Tsovinar also shared her excitement at being part of the Democracy Academy in Armenia. Since the programme started, she has felt a new sense of motivation in her political work, and has gained valuable new knowledge. She mentioned how ARMDA has deepened her understanding of the kinds of initiative her party can implement to better connect with their constituents. She’s also learned new strategies and tools for advancing social justice and improving her constituent’s rights.  

But, for her, the most important thing she has learned is how to engage in dialogue. Through both ARMDA and the exchange, she’s been inspired by the spirit of openness and respect. This dialogue has helped her to improve her understanding and acceptance of the views and positions of other political and civic actors in her country. 

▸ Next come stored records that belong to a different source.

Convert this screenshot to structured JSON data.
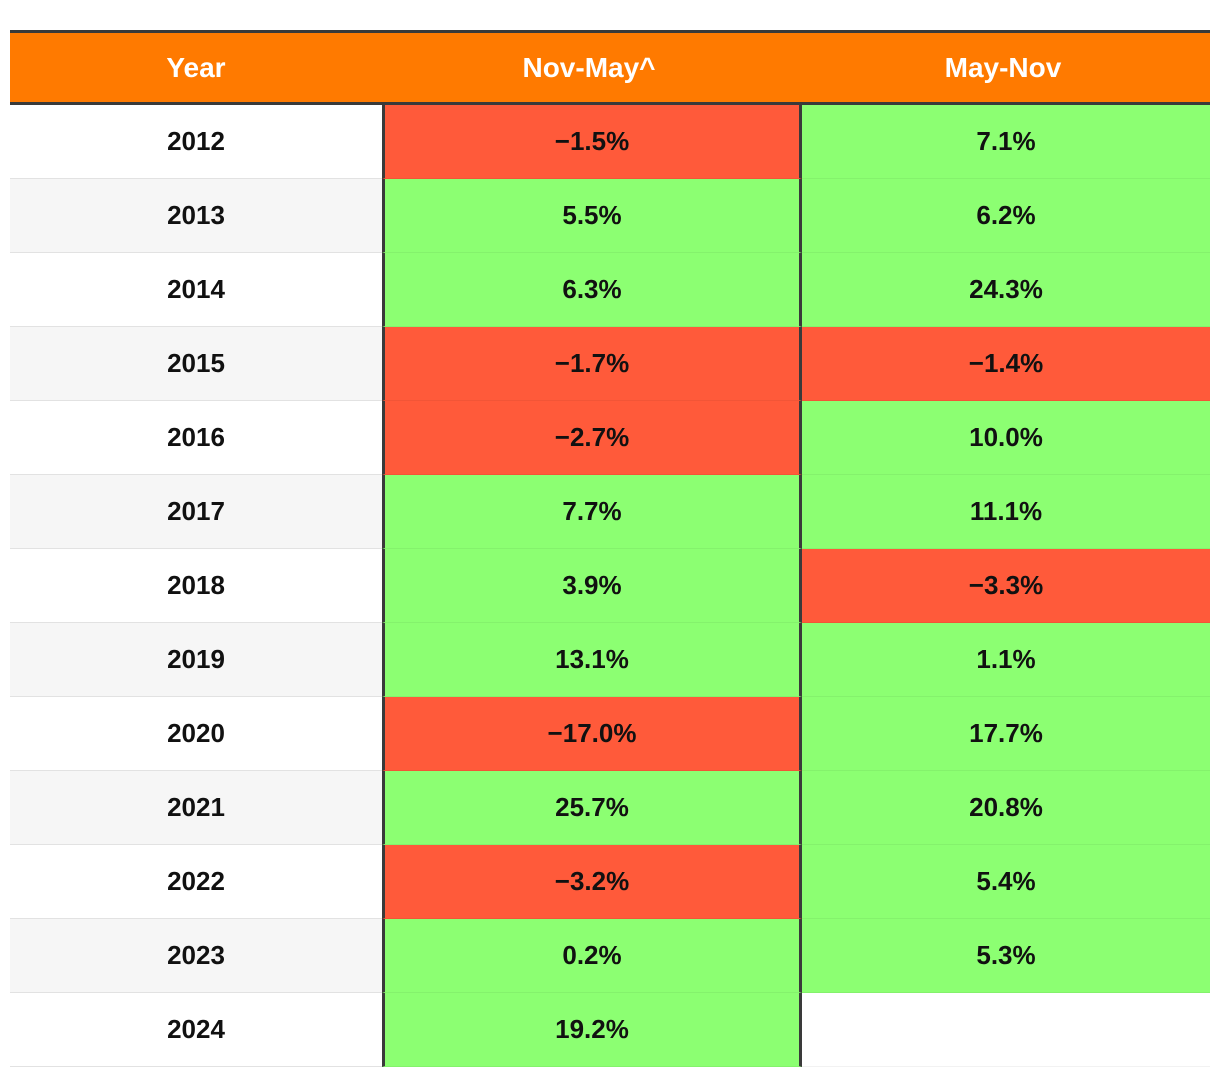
{
  "chart_data": {
    "type": "table",
    "columns": [
      "Year",
      "Nov-May^",
      "May-Nov"
    ],
    "rows": [
      {
        "year": "2012",
        "nov_may": "−1.5%",
        "may_nov": "7.1%"
      },
      {
        "year": "2013",
        "nov_may": "5.5%",
        "may_nov": "6.2%"
      },
      {
        "year": "2014",
        "nov_may": "6.3%",
        "may_nov": "24.3%"
      },
      {
        "year": "2015",
        "nov_may": "−1.7%",
        "may_nov": "−1.4%"
      },
      {
        "year": "2016",
        "nov_may": "−2.7%",
        "may_nov": "10.0%"
      },
      {
        "year": "2017",
        "nov_may": "7.7%",
        "may_nov": "11.1%"
      },
      {
        "year": "2018",
        "nov_may": "3.9%",
        "may_nov": "−3.3%"
      },
      {
        "year": "2019",
        "nov_may": "13.1%",
        "may_nov": "1.1%"
      },
      {
        "year": "2020",
        "nov_may": "−17.0%",
        "may_nov": "17.7%"
      },
      {
        "year": "2021",
        "nov_may": "25.7%",
        "may_nov": "20.8%"
      },
      {
        "year": "2022",
        "nov_may": "−3.2%",
        "may_nov": "5.4%"
      },
      {
        "year": "2023",
        "nov_may": "0.2%",
        "may_nov": "5.3%"
      },
      {
        "year": "2024",
        "nov_may": "19.2%",
        "may_nov": ""
      }
    ]
  },
  "colors": {
    "header": "#ff7a00",
    "positive": "#8cff72",
    "negative": "#ff5a3a"
  }
}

In the current political climate in Armenia, which she sees as marked by political polarization, dialogue across divides is a beacon of hope. For Tsovinar, initiatives like ARMDA hold the solution – creating more unity, tolerance and acceptance, and helping to move towards a less polarized political environment.  

The parents of Armenian Democracy 

Talking to Tsovinar about her hope for the future made me reflect on the huge responsibility that lies on the shoulders of the young participants of ARMDA. 

The participants sit around a big table.

It brought to mind a moment during the exchange at the EECMD office: The participants were looking at portraits of the founders of the Georgian Republic, who played a crucial role in establishing the country’s democracy.  

An Armenian participant noted his neighbouring country’s solid and long-term commitment to democratic reforms: “They are the parents of Georgian democracy. But we are the parents of Armenian democracy.”  

Indeed, as Armenia – which transformed into a representative parliamentary democratic republic in 2018 – takes strides towards a more robust, unified and inclusive democracy, I am so proud to be supporting the leaders and future leaders who will shape its future.